Rachel ducks back into the electronics aisle
and opens another flashlight package, filling it with batteries,
giving Jenny a little time to recover. Screwing its end back on,
she takes it to Jenny and hands it to her gently. Her friend takes
it awkwardly, numb.

“Sorry to bring you in here,” Rachel says.
“You okay?”

For a long moment, Jenny doesn’t respond.
Finally she glances up, her red face ravaged by tears, and she
nods. “I’m okay,” she says. “And I didn’t mean to call you a
fucking bitch.”

“I know.”

A pause.

“Well, maybe a little.”

Chapter 8

 

Rachel and Jenny use their twin flashlights
liberally, fanning out to illuminate the widest possible area.
Heart rates calming, they make their way through the silent store,
their cones of light darting this way and that. Extra batteries
bulge in Rachel’s jean pockets. She considers raiding the store for
other essential items, but figures that can wait for daytime.
Target’s typically bright, red-and-white exuberance has been
replaced by a ghostly shadow play—not the ideal conditions for
shopping.

Jenny is tearfully silent for a few minutes,
then, “Rachel?”

“Yeah?”

“Really, I’m sorry about that—turning into an
absolute child.”

“Hey, don’t worry about it.”

“No, I just…I guess I have a thing about the
dark. And dead bodies glowing fucking red.”
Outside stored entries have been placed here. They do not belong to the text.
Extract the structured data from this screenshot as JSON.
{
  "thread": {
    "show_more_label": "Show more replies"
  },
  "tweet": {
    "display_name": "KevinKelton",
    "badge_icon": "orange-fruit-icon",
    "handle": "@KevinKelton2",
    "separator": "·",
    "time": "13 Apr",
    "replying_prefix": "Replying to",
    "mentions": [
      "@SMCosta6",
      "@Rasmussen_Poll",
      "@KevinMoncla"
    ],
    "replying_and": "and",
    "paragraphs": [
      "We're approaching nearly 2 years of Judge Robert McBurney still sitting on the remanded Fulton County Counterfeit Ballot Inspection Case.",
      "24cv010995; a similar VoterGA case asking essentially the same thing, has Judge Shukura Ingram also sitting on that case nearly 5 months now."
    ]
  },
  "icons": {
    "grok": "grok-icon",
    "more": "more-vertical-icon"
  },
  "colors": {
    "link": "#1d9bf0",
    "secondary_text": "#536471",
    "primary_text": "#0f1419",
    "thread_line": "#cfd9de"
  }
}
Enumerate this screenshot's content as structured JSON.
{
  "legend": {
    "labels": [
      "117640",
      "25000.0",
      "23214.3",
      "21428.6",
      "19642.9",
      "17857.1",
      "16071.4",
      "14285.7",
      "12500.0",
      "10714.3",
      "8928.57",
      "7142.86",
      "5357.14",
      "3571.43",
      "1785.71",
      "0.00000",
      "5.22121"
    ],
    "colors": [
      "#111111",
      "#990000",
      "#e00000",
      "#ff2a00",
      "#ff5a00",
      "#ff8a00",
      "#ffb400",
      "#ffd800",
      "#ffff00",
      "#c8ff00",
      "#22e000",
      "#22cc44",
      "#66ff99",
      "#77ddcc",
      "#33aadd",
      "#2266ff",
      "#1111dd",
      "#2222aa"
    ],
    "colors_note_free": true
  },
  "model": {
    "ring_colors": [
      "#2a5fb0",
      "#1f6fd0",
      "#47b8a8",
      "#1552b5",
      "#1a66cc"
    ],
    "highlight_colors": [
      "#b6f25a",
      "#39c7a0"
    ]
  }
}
Despite herself, Rachel manages a humorless
laugh. “Yeah, I think I do too now.”

Before long, they’re approaching the woman
who is lying folded around the edge of the aisle, both flashlights
illuminating her as they make their way cautiously forward. In the
beam of light, Rachel can see that the young woman on the ground
was attractive, a college student from the looks of her Colorado
State University tee-shirt. Tanned, blond, wearing tight black
athletic shorts, she might have come to work after a morning run.
She’s the after-image of a picture of health. Once beautiful but
lying here on the ground unresponsive and, for all intents and
purposes, dead.

Rachel slows to study her for a moment. Just
like the woman near the hardware aisle, there’s no movement in the
lower body, but the neck muscles appear to be straining. Rachel can
partially see the woman’s face, the expression dead-eyed except for
minute movements of the cheek muscles, like a paralyzed person
discovering some minor capability in long-unused musculature.
Rachel finds herself avoiding those dead eyes, wary that, like the
destroyed motorcyclist’s, they’ll swivel flatly in her
direction.

“Look at this, Jenny.”

Jenny comes to Rachel’s side, looking
uncomfortable. “Is that the woman I…stepped on?”

“Yeah.”

They watch the movement of the neck. It’s
like a muscle spasm; a relentless, involuntary muscle spasm. The
sight fills Rachel with a helpless revulsion. A single glance at
the eyes, or even at the flat pallor of the skin, tells her that
this woman is dead. This is a corpse.

And yet it’s moving.

“What would cause that?” Jenny asks, a
grimace curling her lip. “I mean …”

Rachel cautiously reaches over with her left
hand toward the woman’s neck to feel for a pulse.